If the week was a challenge for the dry bulk vessels, the Baltic’s indices for the wet trade had a week of solid gains. The dirty and clean tanker indices shook off any ill effects of the announced oil production cuts and advanced by around 6,5 per cent, following steady progress throughout the week. The gauges for the gas carriers did even better, with gains in double-digit territory. The index for the LNG tankers advanced 11.4 per cent last week, while the indicator for the LPG carriers gained 10.1 per cent.

The View from the Shipfix Desk

The strike among port workers in South Africa has curtailed the country’s exports and caused congestion around its ports. The labour dispute over pay has also reduced the country’s exports of coal and sent global prices for the dirtiest of fossil fuels higher. Thermal coal futures gained nearly five per cent last week, even as other energy prices were declining.

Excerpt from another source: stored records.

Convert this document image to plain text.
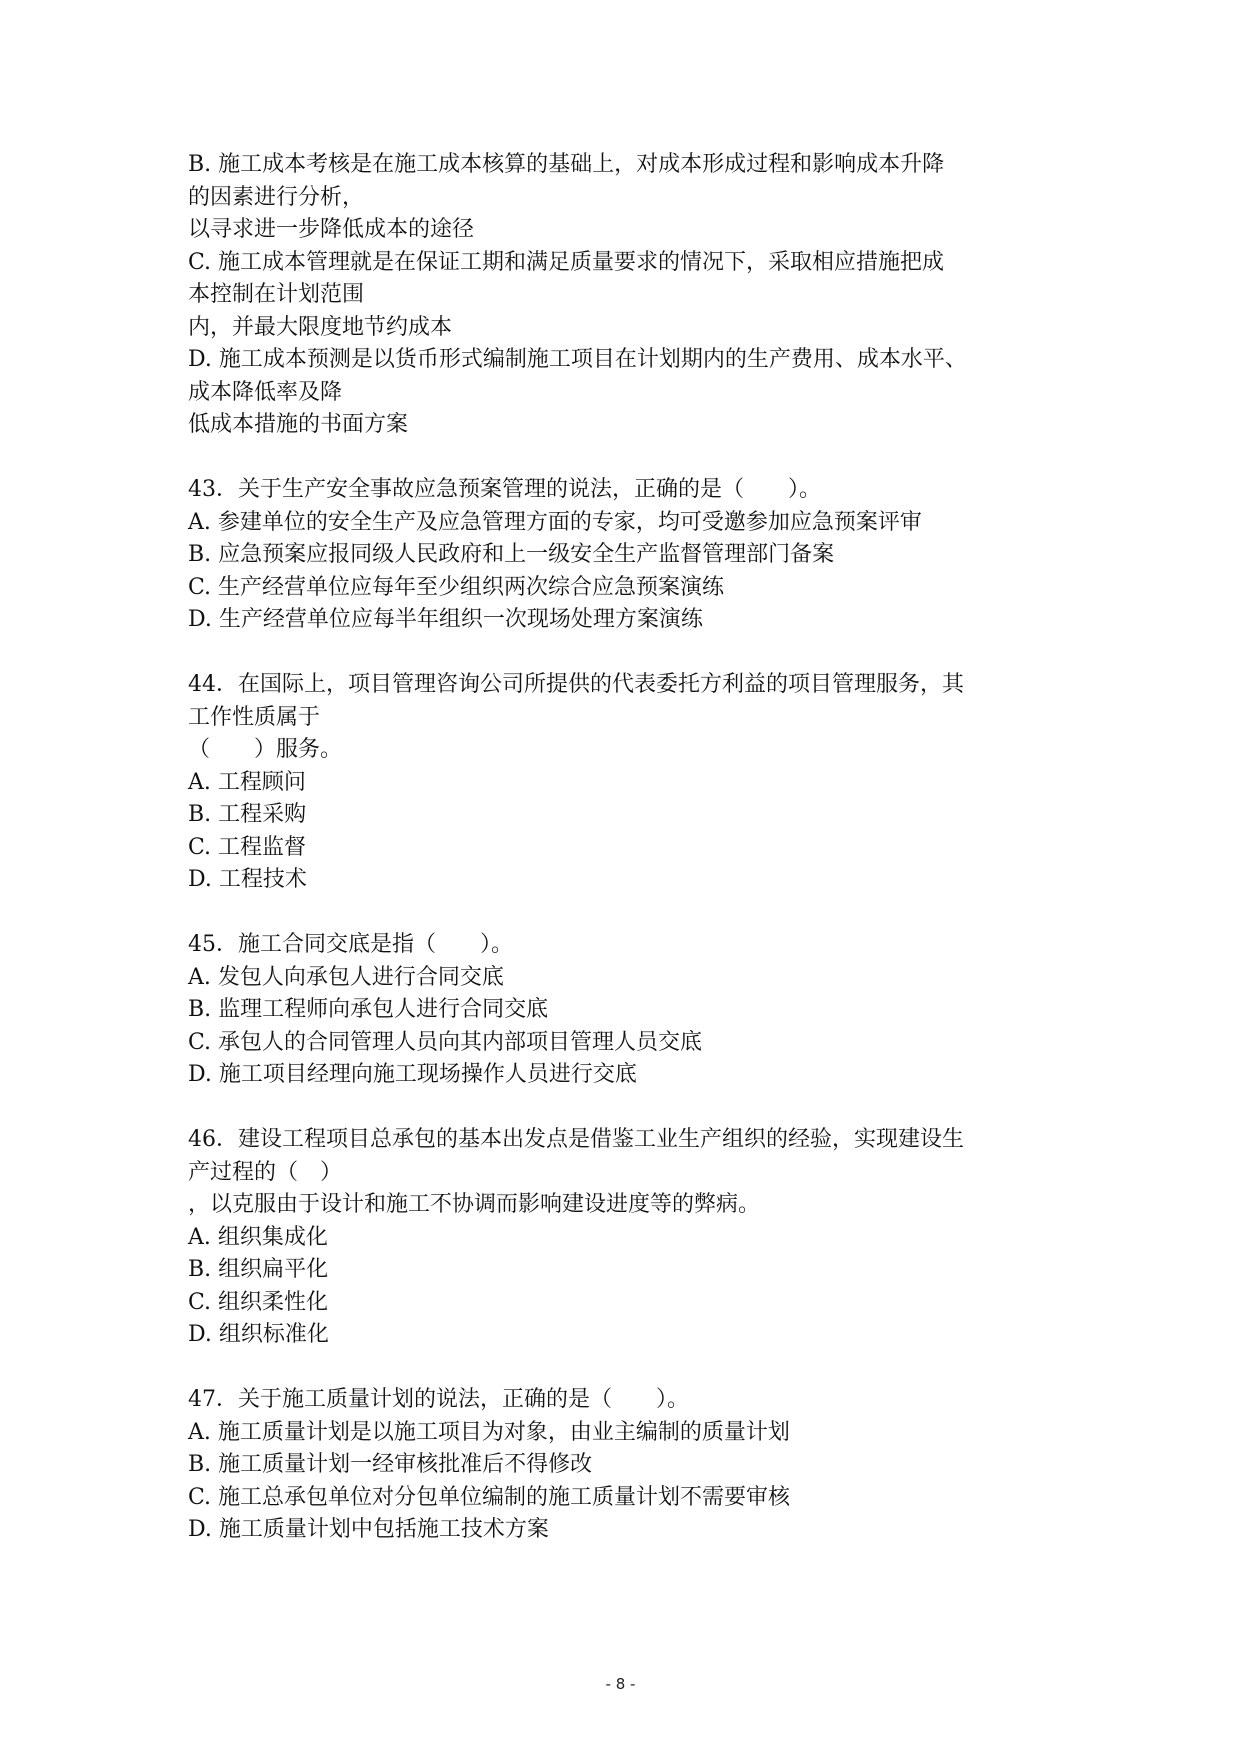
B. 施工成本考核是在施工成本核算的基础上，对成本形成过程和影响成本升降
的因素进行分析，
以寻求进一步降低成本的途径
C. 施工成本管理就是在保证工期和满足质量要求的情况下，采取相应措施把成
本控制在计划范围
内，并最大限度地节约成本
D. 施工成本预测是以货币形式编制施工项目在计划期内的生产费用、成本水平、
成本降低率及降
低成本措施的书面方案
43．关于生产安全事故应急预案管理的说法，正确的是（　　）。
A. 参建单位的安全生产及应急管理方面的专家，均可受邀参加应急预案评审
B. 应急预案应报同级人民政府和上一级安全生产监督管理部门备案
C. 生产经营单位应每年至少组织两次综合应急预案演练
D. 生产经营单位应每半年组织一次现场处理方案演练
44．在国际上，项目管理咨询公司所提供的代表委托方利益的项目管理服务，其
工作性质属于
（　　）服务。
A. 工程顾问
B. 工程采购
C. 工程监督
D. 工程技术
45．施工合同交底是指（　　）。
A. 发包人向承包人进行合同交底
B. 监理工程师向承包人进行合同交底
C. 承包人的合同管理人员向其内部项目管理人员交底
D. 施工项目经理向施工现场操作人员进行交底
46．建设工程项目总承包的基本出发点是借鉴工业生产组织的经验，实现建设生
产过程的（　）
，以克服由于设计和施工不协调而影响建设进度等的弊病。
A. 组织集成化
B. 组织扁平化
C. 组织柔性化
D. 组织标准化
47．关于施工质量计划的说法，正确的是（　　）。
A. 施工质量计划是以施工项目为对象，由业主编制的质量计划
B. 施工质量计划一经审核批准后不得修改
C. 施工总承包单位对分包单位编制的施工质量计划不需要审核
D. 施工质量计划中包括施工技术方案
- 8 -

While South African coal only accounts for a minor part of global supplies, the tight supply situation globally led to a sharp price rise.

European buyers of coal have become increasingly dependent on South African supplies as they have sought to replace imports from Russia. Hence, cargo-ordering activities have been increasing since the Russian invasion of Ukraine. However, Shipfix’s order data showed that the weekly volumes were declining in the run-up to the strike. Last week nevertheless showed a rebound in cargo orders, suggesting that European buyers were expecting a swift solution to the standoff.

Capesize freight rates have staged a remarkable recovery since the beginning of September, following an abysmal three months. Still, despite the rapid rebound, daily freight rates remain well below what has been observed during the same period in recent years. Hence, if history provides any guidance, there could be an additional upside, but rising economic and geopolitical headwinds could derail such assumptions.